One day in October 2010, a man by the name of Angel Mendez was at his home, asleep on a futon next to his pregnant girlfriend. He’d built the home himself, and it almost redefined the word “modest.” It was little more than a one-room shack in the back yard of another person’s residence, with a blanket for a door. He awoke from his nap to see a person pulling back the blanket. He picked up his BB gun, and heard someone shout “gun!” before 15 rounds came flying at him. He was grievously injured, ultimately losing a leg. His unarmed girlfriend was also wounded.
It turns out the person who shot at Mendez was a police officer. Los Angeles County sheriff’s deputies Christopher Conley and Jennifer Peterson were looking for a parolee who was believed to be armed and dangerous. They did not have a warrant to search Mendez’s home, and they did not announce their presence or identity before accosting him. They entered, saw his BB gun, and started firing.
Neither Mendez nor Scott did anything wrong. They were both absolutely within their constitutional rights to pick up a weapon in response to the unidentified persons attempting to enter their homes. Yet Mendez, and Scott’s heirs, have so far lost in court, unable to collect any meaningful compensation from the police officers who shot them precisely because they exercised those rights.
Scott’s estate lost at the Eleventh Circuit Court of Appeals, which held that the doctrine of qualified immunity protected the officers from having to pay any compensation to the innocent victims of their mistaken and wrongful use of force. Mendez lost yesterday in the Supreme Court, which ruled unanimously against a quirky Ninth Circuit use-of-force rule that allowed excessive-force claims “where an officer intentionally or recklessly provokes a violent confrontation, if the provocation is an independent Fourth Amendment violation.” In other words, if the officers violated Mendez’s Fourth Amendment rights by unlawfully entering his home, they could be held liable for shooting Mendez even if the shooting itself might otherwise have been justified under existing law.
Police use of force against an armed homeowner should be evaluated on Second Amendment grounds, not merely as an unreasonable search or seizure.

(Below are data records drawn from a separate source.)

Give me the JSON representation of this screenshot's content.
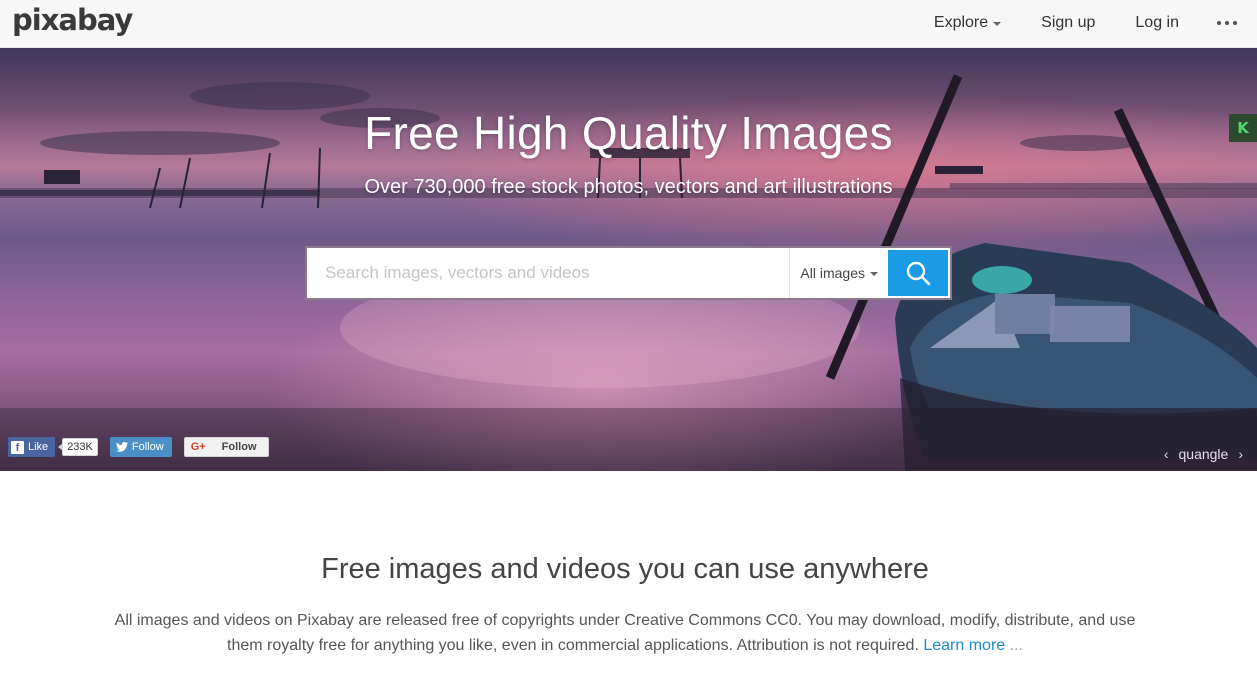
{
  "header": {
    "logo": "pixabay",
    "nav": {
      "explore": "Explore",
      "signup": "Sign up",
      "login": "Log in"
    }
  },
  "hero": {
    "title": "Free High Quality Images",
    "subtitle": "Over 730,000 free stock photos, vectors and art illustrations",
    "search": {
      "placeholder": "Search images, vectors and videos",
      "value": "",
      "type_selected": "All images"
    },
    "badge": "K",
    "social": {
      "fb_like": "Like",
      "fb_count": "233K",
      "twitter_follow": "Follow",
      "gplus_icon": "G+",
      "gplus_follow": "Follow"
    },
    "credit": {
      "prev": "‹",
      "author": "quangle",
      "next": "›"
    }
  },
  "content": {
    "title": "Free images and videos you can use anywhere",
    "text": "All images and videos on Pixabay are released free of copyrights under Creative Commons CC0. You may download, modify, distribute, and use them royalty free for anything you like, even in commercial applications. Attribution is not required.",
    "learn_more": "Learn more",
    "ellipsis": "..."
  },
  "colors": {
    "accent": "#1a9be6",
    "facebook": "#4a66a0",
    "twitter": "#4b8fc7",
    "link": "#1a8ad0"
  }
}
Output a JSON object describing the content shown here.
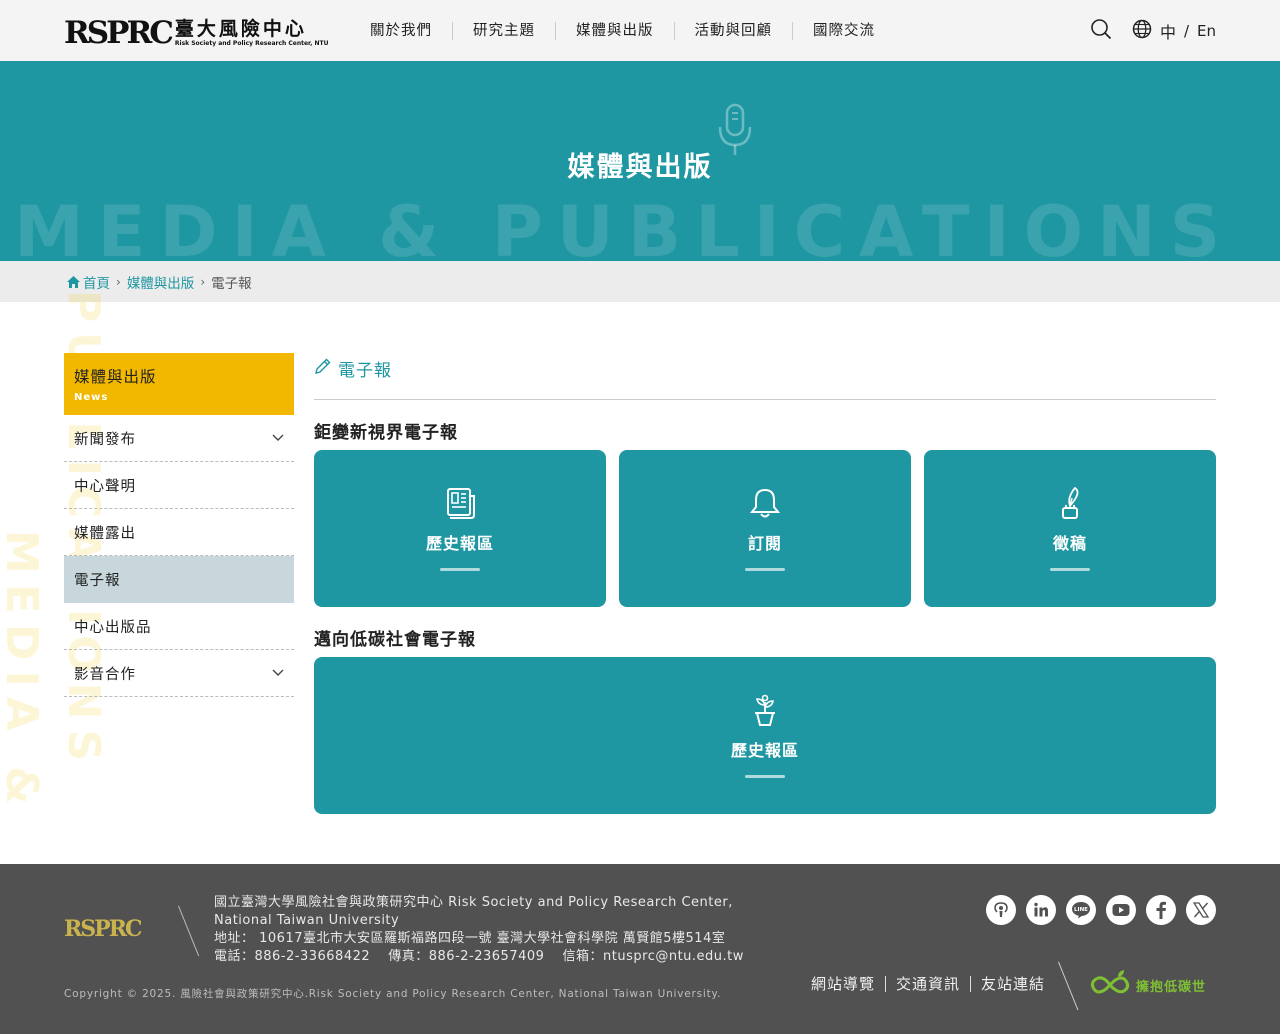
{
  "header": {
    "logo_mark": "RSPRC",
    "logo_cn": "臺大風險中心",
    "logo_en": "Risk Society and Policy Research Center, NTU",
    "nav": [
      "關於我們",
      "研究主題",
      "媒體與出版",
      "活動與回顧",
      "國際交流"
    ],
    "lang_zh": "中",
    "lang_sep": "/",
    "lang_en": "En"
  },
  "banner": {
    "title": "媒體與出版",
    "bg_text": "MEDIA & PUBLICATIONS"
  },
  "breadcrumb": {
    "home": "首頁",
    "parent": "媒體與出版",
    "current": "電子報"
  },
  "decor": {
    "vertical_a": "PUBLICATIONS",
    "vertical_b": "MEDIA &"
  },
  "sidebar": {
    "title": "媒體與出版",
    "subtitle": "News",
    "items": [
      {
        "label": "新聞發布",
        "has_sub": true
      },
      {
        "label": "中心聲明",
        "has_sub": false
      },
      {
        "label": "媒體露出",
        "has_sub": false
      },
      {
        "label": "電子報",
        "has_sub": false
      },
      {
        "label": "中心出版品",
        "has_sub": false
      },
      {
        "label": "影音合作",
        "has_sub": true
      }
    ]
  },
  "main": {
    "page_title": "電子報",
    "section1": {
      "title": "鉅變新視界電子報",
      "cards": [
        {
          "label": "歷史報區",
          "icon": "newspaper-icon"
        },
        {
          "label": "訂閱",
          "icon": "bell-icon"
        },
        {
          "label": "徵稿",
          "icon": "quill-icon"
        }
      ]
    },
    "section2": {
      "title": "邁向低碳社會電子報",
      "cards": [
        {
          "label": "歷史報區",
          "icon": "plant-icon"
        }
      ]
    }
  },
  "footer": {
    "logo": "RSPRC",
    "org_line1": "國立臺灣大學風險社會與政策研究中心 Risk Society and Policy Research Center,",
    "org_line2": "National Taiwan University",
    "address": "地址： 10617臺北市大安區羅斯福路四段一號 臺灣大學社會科學院 萬賢館5樓514室",
    "contact": "電話：886-2-33668422　 傳真：886-2-23657409　 信箱：ntusprc@ntu.edu.tw",
    "copyright": "Copyright © 2025. 風險社會與政策研究中心.Risk Society and Policy Research Center, National Taiwan University.",
    "links": [
      "網站導覽",
      "交通資訊",
      "友站連結"
    ],
    "green_badge": "擁抱低碳世",
    "social": [
      "podcast-icon",
      "linkedin-icon",
      "line-icon",
      "youtube-icon",
      "facebook-icon",
      "x-icon"
    ]
  },
  "colors": {
    "teal": "#1f97a2",
    "yellow": "#f2b800",
    "footer_bg": "#515151",
    "active_item": "#c7d7dc"
  }
}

It’s time for a different approach. It’s time for Fourth Amendment jurisprudence to explicitly recognize and accommodate the Second Amendment. If the Second Amendment means anything at all, it means that I have a right to defend myself in my own home, where — as Justice Scalia noted in District of Columbia v. Heller — “the need for defense of self, family, and property is most acute.” Moreover, the Second Amendment exists in large part to protect the private citizen from state tyranny. It is odd indeed, then, that current law largely grants officers of the state the right to kill me in my own home even if I do nothing wrong. Indeed, the very act of exercising my Second Amendment rights — picking up a gun — makes it less likely that I will prevail in court.
There’s an old saying that a person would “rather be judged by twelve than carried by six.” In times of peril, the thinking goes, it’s better to risk a jury than to risk your life. But under modern jurisprudence, when the police barge in you’re likely to be carried by six and then judged wanting by one: You’ll die in the face of overwhelming firepower, and your estate’s case will be tossed right out of court by a judge.
This presents the homeowner — especially if he lives in a high-crime area where the need for a gun is most dire — with an impossible situation. In the event of a home intrusion, he has to identify the intruder before he picks up his gun or risk being shot dead instantaneously. If the cops make a good-faith mistake, the burden is on the homeowner. If the cops act improperly, as they did in both Scott and Mendez, the burden is still on the homeowner. Heads, they win; tails you lose.
What is to be done about this? Civil-rights jurisprudence must recognize the central legal truths of Heller and empower the original meaning of the Constitution. Police use of force against an armed homeowner should be evaluated on Second Amendment grounds, not merely as an unreasonable search or seizure. Agents of the state should be held liable for violations of Second Amendment rights when they kill or injure someone solely because he or she exercised those rights. Shooting an innocent man in his own home because he grabs a gun when an unidentified person pounds on his door or barges through it isn’t just an “unreasonable search or seizure.” It’s a direct violation of his clearly established right to keep and bear arms.
It’s not too much to ask police officers to obtain warrants and to knock and announce their presence in all but the most exigent circumstances. In both Scott and Mendez, there was no good reason for police not to identify themselves. Yet in both cases, a resident’s reasonable response to police failures undermined his efforts to hold them accountable for those failures in court. That is unacceptable. When a person enters my house unannounced, I should have the right to hold a gun in my hand. To argue otherwise is to eviscerate the Second Amendment.
— David French is a senior writer for National Review, a senior fellow at the National Review Institute, and an attorney.